Si lo de La Fura dels Baus es el exceso -más grande, más alto, más fuerte-, entonces cumplieron bien con su parte en los festejos de la noche del lunes. Su performance fue una demostración de los prodigios que la logística puede llegar a operar en el terreno del espectáculo: la iluminación, la coordinación y la sorpresa fueron las mejores señas del show que copó la plaza Independencia unos minutos antes de la medianoche.

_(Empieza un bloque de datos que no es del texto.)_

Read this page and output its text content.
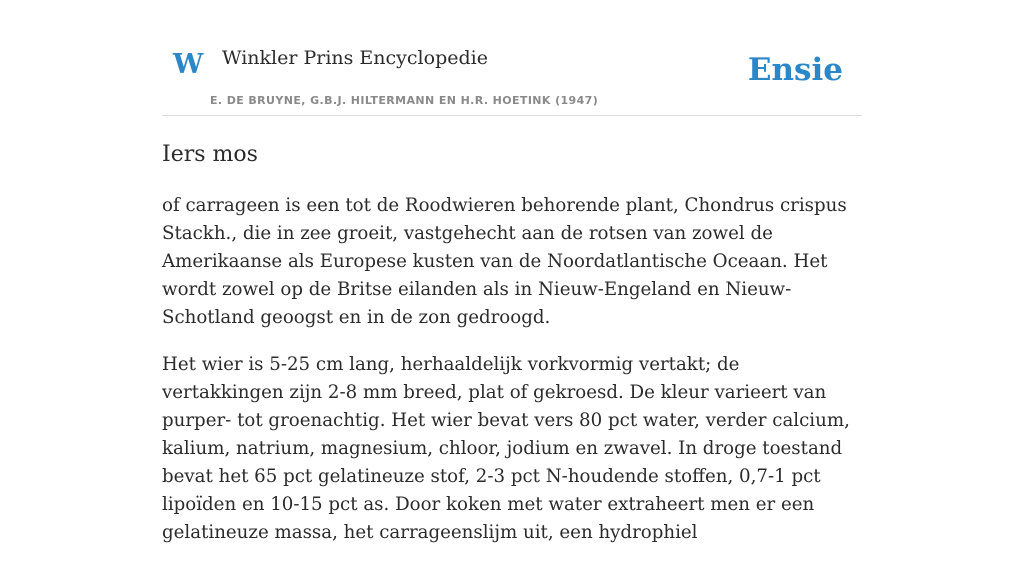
W Winkler Prins Encyclopedie
E. DE BRUYNE, G.B.J. HILTERMANN EN H.R. HOETINK (1947)
Ensie
Iers mos

of carrageen is een tot de Roodwieren behorende plant, Chondrus crispus Stackh., die in zee groeit, vastgehecht aan de rotsen van zowel de Amerikaanse als Europese kusten van de Noordatlantische Oceaan. Het wordt zowel op de Britse eilanden als in Nieuw-Engeland en Nieuw-Schotland geoogst en in de zon gedroogd.

Het wier is 5-25 cm lang, herhaaldelijk vorkvormig vertakt; de vertakkingen zijn 2-8 mm breed, plat of gekroesd. De kleur varieert van purper- tot groenachtig. Het wier bevat vers 80 pct water, verder calcium, kalium, natrium, magnesium, chloor, jodium en zwavel. In droge toestand bevat het 65 pct gelatineuze stof, 2-3 pct N-houdende stoffen, 0,7-1 pct lipoïden en 10-15 pct as. Door koken met water extraheert men er een gelatineuze massa, het carrageenslijm uit, een hydrophiel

Sin embargo, la presentación de los catalanes debía distinguirse de las decenas de actuaciones que hubo en los cuatro escenarios no sólo por la sofisticación de su puesta en escena, sino porque, dado su carácter teatral, se proponía como el único espectáculo narrativo dentro de un panorama dominado por lo musical. Su capacidad para poner en marcha un relato, además del prestigio internacional de la compañía, fue lo que los posicionó como cierre de una diversa y multitudinaria serie de celebraciones. En este sentido, lo que se vio fue, por lo menos, confuso.

Payada, candombe, tango, “Mi tierra en invierno” de Zitarrosa, la contradictoria “Defensa de la alegría” de Benedetti y hasta una versión operístico-eléctrica de “Río de los pájaros” se sumaron a momentos de literalidad excesiva. Entre éstos, una muchacha que lucía un body-painting con los colores de la bandera salió de una especie de útero colgante (representaba el nacimiento de la patria); la marioneta gigante (emblema del grupo) se levantó cuando se “levantó” la Libertad y de a poco fue agarrando el ritmo de la comparsa; los “inmigrantes” llegaron remando y con antorchas; el actor Ruben Yáñez se encarnó a sí mismo 30 años atrás y también al prócer nacional (“que no se fue al Paraguay, ¡está entre nosotros!”), para interpretar un fragmento de Artigas, general del pueblo (lo que se celebraba era su nombramiento como “Jefe de los Orientales”, recordemos). Es de agradecer que, entre tanto sincretismo forzado y directo -el arranque fue una explosiva simulación del Big Bang que habría dado origen al universo-, sólo el recitado de Yáñez aludiera de manera indirecta a la última dictadura, cuya representación cabal hubiera exigido quién sabe qué sacrificios humanos. Juntar y abarcar, incrustar mitos nacionales a como diera lugar, parecían ser las consignas; mostrar una historia (ni hablemos de Historia) no era tan importante.

Como mirada al pasado, entonces, la del espectáculo fue estrábica. La responsabilidad, si cupiera, no habría que buscarla en la dirección de los artistas españoles, cuya hilación suele ser más ajustada cuando trabajan para instituciones (multinacionales, países...) con objetivos más precisos. Los problemas de autorrepresentación son un asunto criollo, pero también fueron uruguayos la mayoría de los acróbatas que, a veces como escurridizos espermatozoides, a veces como arriesgados bailarines sin vértigo, reclamaron el protagonismo para lo puramente sensorial, dejando para otra vez y para otros lugares (techados, calculamos) las pretensiones reflexivas. Igualmente compatriota fue la impecable organización general y también, obviamente, la masiva concurrencia que acompañó esta fiesta oficial.

Empate, pongamos, sobre todo luego de admitir que, tras haber fisgoneado ensayos, uno se perdió la dimensión más inmediata del show de la plaza Independecia por haber apostado a la ubicuidad que prometía la ecuménica transmisión televisiva. Efectivamente, las cámaras fueron justas con La Fura dels Baus y al final de la jornada mostraron, desde lo alto, una Montevideo dignamente iluminada y dominada por cuatro coloridas baterías antiaéreas.